Et si ce Jubilé est bien le dessillement des yeux aveuglés de ceux qui baignent dans les ténèbres de l'esprit de la captivité, on n'hésitera pas à attendre comme signe que les aveugles recouvrent la vue, selon la lettre de la traduction grecque de la parole du prophète : après tout le Royaume de Dieu n'implique-t-il pas la guérison totale de toutes nos souffrances ; d'où la façon dont les habitants de Nazareth apostrophent Jésus : "médecin guéris-toi toi-même" (Lc 4:23), et ton peuple avec toi.


*

Ceux du village de Jésus lui reprochent de s'intéresser aux étrangers. Et lui ne le nie pas : c'est là un aspect essentiel du Jubilé. Les anciens prophètes eux-mêmes se sont intéressés qui à une Libanaise, qui a un lépreux syrien. Les ancêtres étaient esclaves étrangers, en Égypte. Le Royaume de Dieu est aussi l'élargissement des horizons, et l'ouverture des frontières.
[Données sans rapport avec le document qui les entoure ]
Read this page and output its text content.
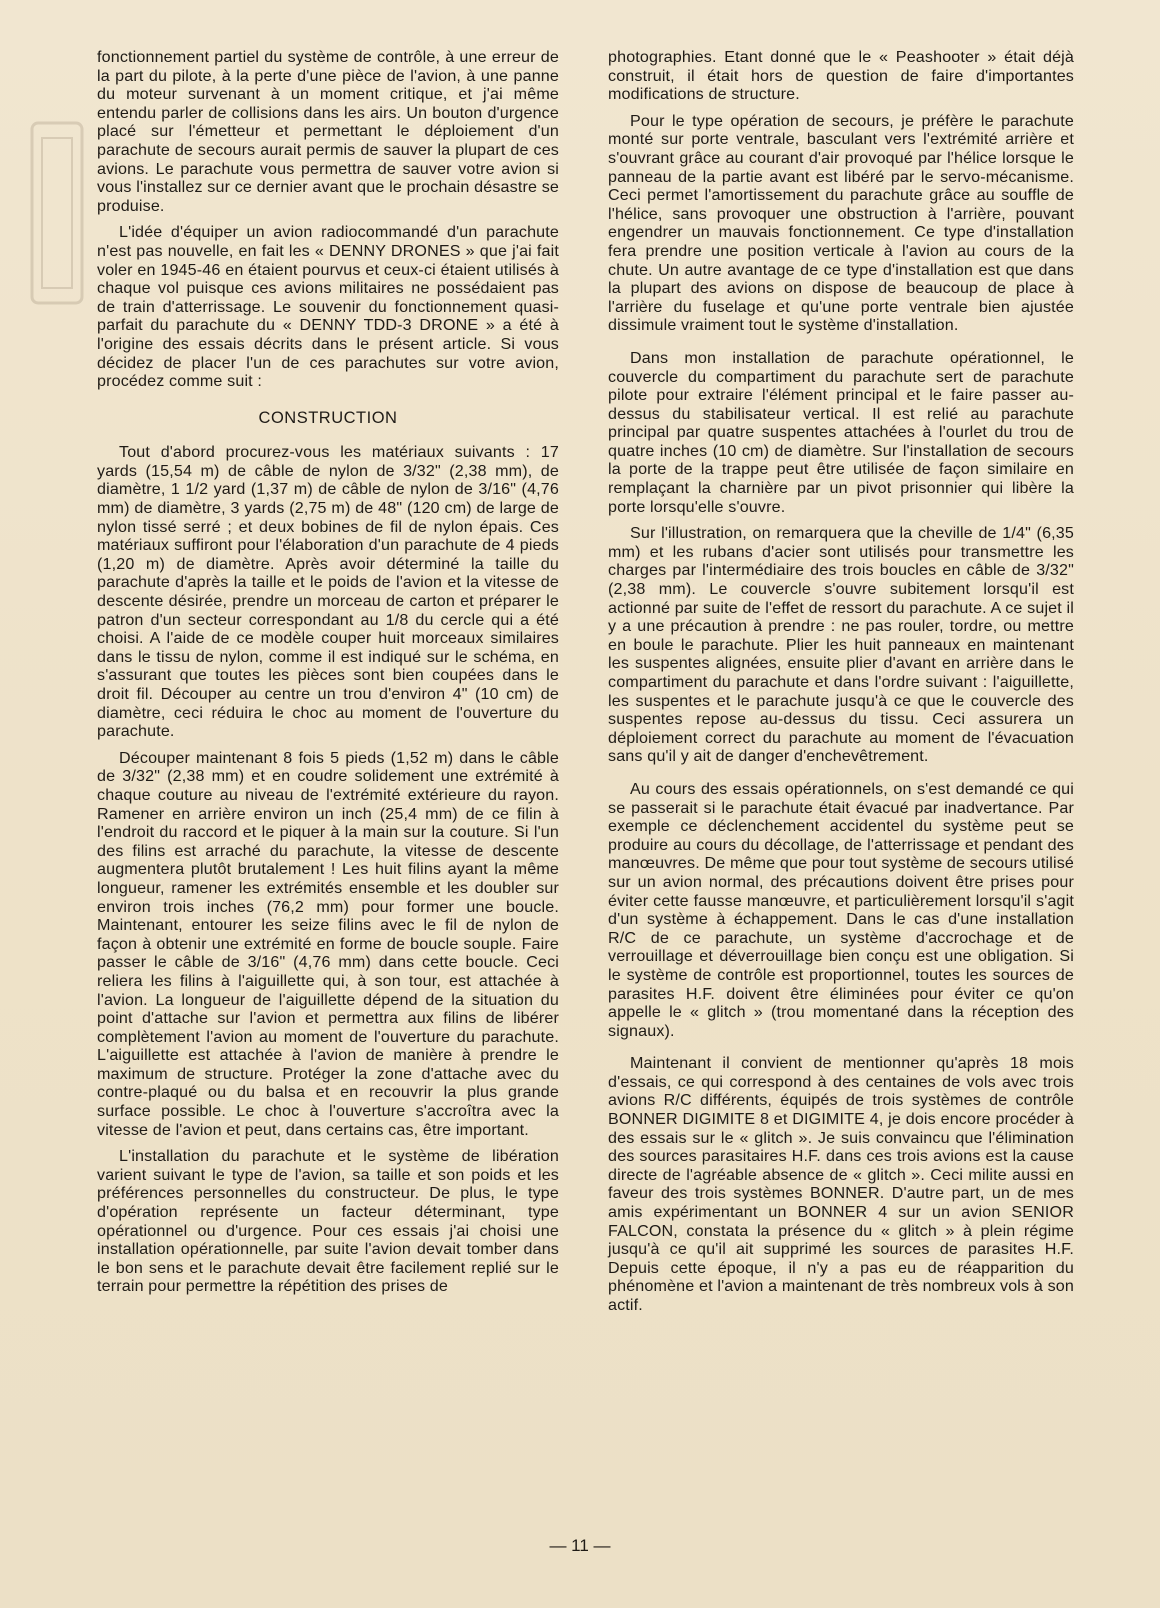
fonctionnement partiel du système de contrôle, à une erreur de la part du pilote, à la perte d'une pièce de l'avion, à une panne du moteur survenant à un moment critique, et j'ai même entendu parler de collisions dans les airs. Un bouton d'urgence placé sur l'émetteur et permettant le déploiement d'un parachute de secours aurait permis de sauver la plupart de ces avions. Le parachute vous permettra de sauver votre avion si vous l'installez sur ce dernier avant que le prochain désastre se produise.

L'idée d'équiper un avion radiocommandé d'un parachute n'est pas nouvelle, en fait les « DENNY DRONES » que j'ai fait voler en 1945-46 en étaient pourvus et ceux-ci étaient utilisés à chaque vol puisque ces avions militaires ne possédaient pas de train d'atterrissage. Le souvenir du fonctionnement quasi-parfait du parachute du « DENNY TDD-3 DRONE » a été à l'origine des essais décrits dans le présent article. Si vous décidez de placer l'un de ces parachutes sur votre avion, procédez comme suit :

CONSTRUCTION

Tout d'abord procurez-vous les matériaux suivants : 17 yards (15,54 m) de câble de nylon de 3/32" (2,38 mm), de diamètre, 1 1/2 yard (1,37 m) de câble de nylon de 3/16" (4,76 mm) de diamètre, 3 yards (2,75 m) de 48" (120 cm) de large de nylon tissé serré ; et deux bobines de fil de nylon épais. Ces matériaux suffiront pour l'élaboration d'un parachute de 4 pieds (1,20 m) de diamètre. Après avoir déterminé la taille du parachute d'après la taille et le poids de l'avion et la vitesse de descente désirée, prendre un morceau de carton et préparer le patron d'un secteur correspondant au 1/8 du cercle qui a été choisi. A l'aide de ce modèle couper huit morceaux similaires dans le tissu de nylon, comme il est indiqué sur le schéma, en s'assurant que toutes les pièces sont bien coupées dans le droit fil. Découper au centre un trou d'environ 4" (10 cm) de diamètre, ceci réduira le choc au moment de l'ouverture du parachute.

Découper maintenant 8 fois 5 pieds (1,52 m) dans le câble de 3/32" (2,38 mm) et en coudre solidement une extrémité à chaque couture au niveau de l'extrémité extérieure du rayon. Ramener en arrière environ un inch (25,4 mm) de ce filin à l'endroit du raccord et le piquer à la main sur la couture. Si l'un des filins est arraché du parachute, la vitesse de descente augmentera plutôt brutalement ! Les huit filins ayant la même longueur, ramener les extrémités ensemble et les doubler sur environ trois inches (76,2 mm) pour former une boucle. Maintenant, entourer les seize filins avec le fil de nylon de façon à obtenir une extrémité en forme de boucle souple. Faire passer le câble de 3/16" (4,76 mm) dans cette boucle. Ceci reliera les filins à l'aiguillette qui, à son tour, est attachée à l'avion. La longueur de l'aiguillette dépend de la situation du point d'attache sur l'avion et permettra aux filins de libérer complètement l'avion au moment de l'ouverture du parachute. L'aiguillette est attachée à l'avion de manière à prendre le maximum de structure. Protéger la zone d'attache avec du contre-plaqué ou du balsa et en recouvrir la plus grande surface possible. Le choc à l'ouverture s'accroîtra avec la vitesse de l'avion et peut, dans certains cas, être important.

L'installation du parachute et le système de libération varient suivant le type de l'avion, sa taille et son poids et les préférences personnelles du constructeur. De plus, le type d'opération représente un facteur déterminant, type opérationnel ou d'urgence. Pour ces essais j'ai choisi une installation opérationnelle, par suite l'avion devait tomber dans le bon sens et le parachute devait être facilement replié sur le terrain pour permettre la répétition des prises de

photographies. Etant donné que le « Peashooter » était déjà construit, il était hors de question de faire d'importantes modifications de structure.

Pour le type opération de secours, je préfère le parachute monté sur porte ventrale, basculant vers l'extrémité arrière et s'ouvrant grâce au courant d'air provoqué par l'hélice lorsque le panneau de la partie avant est libéré par le servo-mécanisme. Ceci permet l'amortissement du parachute grâce au souffle de l'hélice, sans provoquer une obstruction à l'arrière, pouvant engendrer un mauvais fonctionnement. Ce type d'installation fera prendre une position verticale à l'avion au cours de la chute. Un autre avantage de ce type d'installation est que dans la plupart des avions on dispose de beaucoup de place à l'arrière du fuselage et qu'une porte ventrale bien ajustée dissimule vraiment tout le système d'installation.

Dans mon installation de parachute opérationnel, le couvercle du compartiment du parachute sert de parachute pilote pour extraire l'élément principal et le faire passer au-dessus du stabilisateur vertical. Il est relié au parachute principal par quatre suspentes attachées à l'ourlet du trou de quatre inches (10 cm) de diamètre. Sur l'installation de secours la porte de la trappe peut être utilisée de façon similaire en remplaçant la charnière par un pivot prisonnier qui libère la porte lorsqu'elle s'ouvre.

Sur l'illustration, on remarquera que la cheville de 1/4" (6,35 mm) et les rubans d'acier sont utilisés pour transmettre les charges par l'intermédiaire des trois boucles en câble de 3/32" (2,38 mm). Le couvercle s'ouvre subitement lorsqu'il est actionné par suite de l'effet de ressort du parachute. A ce sujet il y a une précaution à prendre : ne pas rouler, tordre, ou mettre en boule le parachute. Plier les huit panneaux en maintenant les suspentes alignées, ensuite plier d'avant en arrière dans le compartiment du parachute et dans l'ordre suivant : l'aiguillette, les suspentes et le parachute jusqu'à ce que le couvercle des suspentes repose au-dessus du tissu. Ceci assurera un déploiement correct du parachute au moment de l'évacuation sans qu'il y ait de danger d'enchevêtrement.

Au cours des essais opérationnels, on s'est demandé ce qui se passerait si le parachute était évacué par inadvertance. Par exemple ce déclenchement accidentel du système peut se produire au cours du décollage, de l'atterrissage et pendant des manœuvres. De même que pour tout système de secours utilisé sur un avion normal, des précautions doivent être prises pour éviter cette fausse manœuvre, et particulièrement lorsqu'il s'agit d'un système à échappement. Dans le cas d'une installation R/C de ce parachute, un système d'accrochage et de verrouillage et déverrouillage bien conçu est une obligation. Si le système de contrôle est proportionnel, toutes les sources de parasites H.F. doivent être éliminées pour éviter ce qu'on appelle le « glitch » (trou momentané dans la réception des signaux).

Maintenant il convient de mentionner qu'après 18 mois d'essais, ce qui correspond à des centaines de vols avec trois avions R/C différents, équipés de trois systèmes de contrôle BONNER DIGIMITE 8 et DIGIMITE 4, je dois encore procéder à des essais sur le « glitch ». Je suis convaincu que l'élimination des sources parasitaires H.F. dans ces trois avions est la cause directe de l'agréable absence de « glitch ». Ceci milite aussi en faveur des trois systèmes BONNER. D'autre part, un de mes amis expérimentant un BONNER 4 sur un avion SENIOR FALCON, constata la présence du « glitch » à plein régime jusqu'à ce qu'il ait supprimé les sources de parasites H.F. Depuis cette époque, il n'y a pas eu de réapparition du phénomène et l'avion a maintenant de très nombreux vols à son actif.

— 11 —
Le Royaume ? Jusqu’à ce que l’on en voie la réalisation concrète, paroles que tous cela ! Comme pour Moïse arrivant en libérateur ! D’autant plus qu’on le connaît celui-là. On l’a vu grandir. À présent, on attend ce qu’il va dire. Et puis voilà que tombe cette parole : "Aujourd’hui, cette écriture est accomplie pour vous qui l’entendez." Passe — comme un ange passe — le temps de la réalisation de ce qu’on vient d’entendre. Puis : il l’a bien dit : il instaure aujourd’hui le Royaume !…


*

Car le Jubilé annoncé par Ésaïe est bien l'inauguration du Royaume... Si un seul Shabbat était respecté, le Royaume viendrait, selon le Talmud.
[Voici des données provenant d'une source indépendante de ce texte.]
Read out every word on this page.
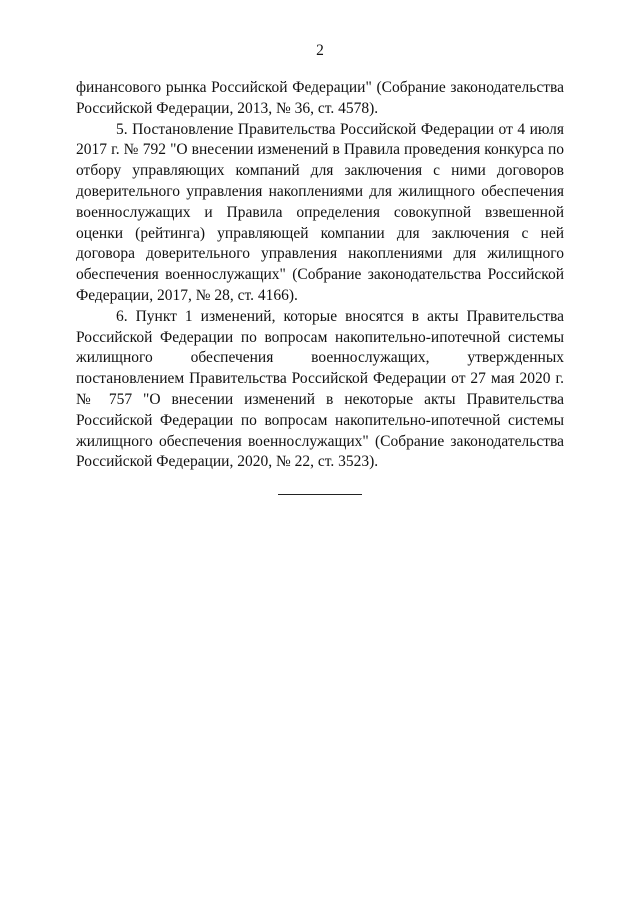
2

финансового рынка Российской Федерации" (Собрание законодательства Российской Федерации, 2013, № 36, ст. 4578).

5. Постановление Правительства Российской Федерации от 4 июля 2017 г. № 792 "О внесении изменений в Правила проведения конкурса по отбору управляющих компаний для заключения с ними договоров доверительного управления накоплениями для жилищного обеспечения военнослужащих и Правила определения совокупной взвешенной оценки (рейтинга) управляющей компании для заключения с ней договора доверительного управления накоплениями для жилищного обеспечения военнослужащих" (Собрание законодательства Российской Федерации, 2017, № 28, ст. 4166).

6. Пункт 1 изменений, которые вносятся в акты Правительства Российской Федерации по вопросам накопительно-ипотечной системы жилищного обеспечения военнослужащих, утвержденных постановлением Правительства Российской Федерации от 27 мая 2020 г. № 757 "О внесении изменений в некоторые акты Правительства Российской Федерации по вопросам накопительно-ипотечной системы жилищного обеспечения военнослужащих" (Собрание законодательства Российской Федерации, 2020, № 22, ст. 3523).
Et la prise au sérieux du Shabbat, commémorant la création, mais aussi l’Exode (Dt 5), commence par la mise en œuvre du Jubilé — qui indique tout ce qu'implique concrètement la prise au sérieux de la Loi que signifie par le Shabbat. Le Jubilé marque l'espérance de ce jour où le Shabbat devient éternel, ce jour à partir duquel il devient définitivement possible de dire : "c'est aujourd'hui de jour du Shabbat" (Hé 4). Cela est chargé de sens en ce qui concerne les relations humaines, enfin empreintes de sagesse et de grâce. Mais on aimerait le voir, tout cela !

Or voilà : comme face à la recherche de la sagesse, Dieu a opposé la folie de la prédication ; voilà, en ce qui concerne la grâce, que face à la recherche de miracles, qui n’ont pas converti Pharaon, Dieu a opposé la foi miraculeuse à la faiblesse apparente d’un Messie qui sera finalement crucifié.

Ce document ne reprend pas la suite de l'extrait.